The funding transforms it into one of the most deep-pocketed challengers to Nvidia, which has long dominated the AI market with its graphics processing units (GPUs) for data centers.
The startup was founded in 2016 by ex-Googlers. CEO Jonathan Ross previously co-founded the team that invented Google's tensor processing unit, or TPU, specifically designed to run machine learning software in its giant data centers, which it rents to others over the cloud. His co-founder, Douglas Wightman, also worked at Google's "X" research branch, but he no longer works at Groq.
“AI is limited by existing systems, many of which are being followed or incrementally improved upon by new entrants," Ross, who also worked at Google's R&D department, said in a statement. "No matter how much money you throw at the problem, legacy architectures like GPUs and CPUs struggle to keep up with growing demands in artificial intelligence and machine learning."
But instead of out-engineering the TPU or AI chips from its rivals, it started with the software and then it created a simple programmable chip designed from a clean sheet for artificial intelligence. According to Ross, the startup said it worked on the software stack and the compiler that it uses to schedule instructions in its chip for half a year before it started designing the silicon.
Instead of creating a small programmable core and replicating it hundreds or thousands of times, the TSP houses a single core that resembles a VLIW processor that has hundreds of functional units and huge amounts of memory to carry out AI chores. The startup said that it can process 1,000 trillion operations per second, giving it more performance than Nvidia chips with 10 times less latency.
One of the unique improvements is that it pushed most of the control and planning functions for the chip—for instance, managing memory and plotting data movement—to software. That saves valuable silicon real estate, giving it more performance in a more compact area. The company's compiler loads instructions to the correct place at the correct time in the chip, reducing the latency.
This is part of what the startup calls its "software-first mindset." The compiler choreographs the movement of instructions through the chip, resulting in fast and predictable (also known as "deterministic") performance. The software knows exactly how the chip works and how long it will take to carry out each AI computation, which is valuable in areas where safety and accuracy are paramount.

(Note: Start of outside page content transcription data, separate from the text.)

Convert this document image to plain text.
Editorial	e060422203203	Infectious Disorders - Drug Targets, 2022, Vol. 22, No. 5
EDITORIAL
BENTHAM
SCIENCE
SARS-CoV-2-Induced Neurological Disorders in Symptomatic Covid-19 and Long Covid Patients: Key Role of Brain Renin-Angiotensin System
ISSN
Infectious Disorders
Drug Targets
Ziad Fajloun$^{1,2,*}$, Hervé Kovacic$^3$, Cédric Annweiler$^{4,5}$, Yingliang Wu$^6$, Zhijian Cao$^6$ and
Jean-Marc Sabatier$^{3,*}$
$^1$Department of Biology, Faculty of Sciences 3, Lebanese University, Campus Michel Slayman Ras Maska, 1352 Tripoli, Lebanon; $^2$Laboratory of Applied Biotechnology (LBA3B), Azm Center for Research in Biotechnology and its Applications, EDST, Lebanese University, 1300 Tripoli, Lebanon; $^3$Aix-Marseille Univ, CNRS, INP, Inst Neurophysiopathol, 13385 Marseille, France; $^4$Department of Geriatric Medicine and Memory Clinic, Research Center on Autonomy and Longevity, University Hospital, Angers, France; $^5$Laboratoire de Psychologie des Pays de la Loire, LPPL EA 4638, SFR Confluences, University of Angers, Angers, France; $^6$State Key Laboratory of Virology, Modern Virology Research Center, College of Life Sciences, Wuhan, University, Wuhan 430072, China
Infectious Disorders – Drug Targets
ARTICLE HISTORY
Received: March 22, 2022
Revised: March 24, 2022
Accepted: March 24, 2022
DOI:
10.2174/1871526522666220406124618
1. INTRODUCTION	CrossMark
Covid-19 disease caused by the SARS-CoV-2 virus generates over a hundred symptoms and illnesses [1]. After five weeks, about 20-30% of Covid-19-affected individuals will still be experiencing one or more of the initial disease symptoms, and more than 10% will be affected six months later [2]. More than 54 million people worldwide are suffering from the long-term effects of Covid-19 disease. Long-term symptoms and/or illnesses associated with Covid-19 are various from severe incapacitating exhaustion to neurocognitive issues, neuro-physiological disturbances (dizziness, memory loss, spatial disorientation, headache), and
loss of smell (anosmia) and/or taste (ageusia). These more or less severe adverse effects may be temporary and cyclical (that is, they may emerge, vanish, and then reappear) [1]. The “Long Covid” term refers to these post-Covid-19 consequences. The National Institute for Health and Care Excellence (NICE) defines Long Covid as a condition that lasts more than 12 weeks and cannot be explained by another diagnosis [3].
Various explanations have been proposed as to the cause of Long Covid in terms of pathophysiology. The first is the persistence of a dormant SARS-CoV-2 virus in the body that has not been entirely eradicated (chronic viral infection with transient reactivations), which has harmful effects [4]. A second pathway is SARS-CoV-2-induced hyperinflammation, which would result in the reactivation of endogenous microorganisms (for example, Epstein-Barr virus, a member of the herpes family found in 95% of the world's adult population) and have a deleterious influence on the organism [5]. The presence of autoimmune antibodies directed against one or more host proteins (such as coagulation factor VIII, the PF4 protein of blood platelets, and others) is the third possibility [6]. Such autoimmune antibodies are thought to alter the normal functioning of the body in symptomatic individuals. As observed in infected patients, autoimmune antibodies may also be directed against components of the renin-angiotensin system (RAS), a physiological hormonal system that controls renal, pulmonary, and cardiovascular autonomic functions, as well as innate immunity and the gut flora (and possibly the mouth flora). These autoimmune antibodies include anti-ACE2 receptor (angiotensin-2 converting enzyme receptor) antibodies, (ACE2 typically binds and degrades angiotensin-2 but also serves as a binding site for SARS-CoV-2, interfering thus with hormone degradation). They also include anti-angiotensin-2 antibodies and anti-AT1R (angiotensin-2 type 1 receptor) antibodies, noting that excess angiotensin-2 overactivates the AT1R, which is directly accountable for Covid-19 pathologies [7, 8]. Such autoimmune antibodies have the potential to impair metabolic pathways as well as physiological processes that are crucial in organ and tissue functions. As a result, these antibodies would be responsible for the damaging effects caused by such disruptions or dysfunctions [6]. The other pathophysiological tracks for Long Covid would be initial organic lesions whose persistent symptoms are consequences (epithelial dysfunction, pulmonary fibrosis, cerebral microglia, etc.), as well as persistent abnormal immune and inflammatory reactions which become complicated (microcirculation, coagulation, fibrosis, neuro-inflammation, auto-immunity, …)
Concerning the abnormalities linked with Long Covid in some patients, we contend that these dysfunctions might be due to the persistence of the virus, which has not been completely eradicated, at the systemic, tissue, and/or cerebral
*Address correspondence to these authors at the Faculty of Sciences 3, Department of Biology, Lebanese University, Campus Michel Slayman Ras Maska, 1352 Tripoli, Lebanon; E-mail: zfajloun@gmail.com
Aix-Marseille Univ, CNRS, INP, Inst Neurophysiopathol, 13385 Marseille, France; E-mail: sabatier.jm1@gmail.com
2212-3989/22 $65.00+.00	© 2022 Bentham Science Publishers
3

Groq said the new architecture is specifically designed to handle AI inference chores but it can also run the types of computations used to train AI on large amounts of data. It is working with several early customers in the financial industry and national labs that run real-time workloads that require the reduced latency and massive SRAM of the single-core TSP, the company said.
Groq has started shipping its first TSP in server accelerator cards and pre-integrated systems and the startup plans to use the funding in part to scale up production to serve its early customers.
For the first couple of years, the company was largely funded by Chamath Palihapitiya's Social Capital. But as it looks to expand its customer base and put its second-generation product into mass-production, the company is bulking up its cash reserves in part to help it hire engineering talent. "We want to hire a lot more people but we're keeping the talent bar very high," Ross said.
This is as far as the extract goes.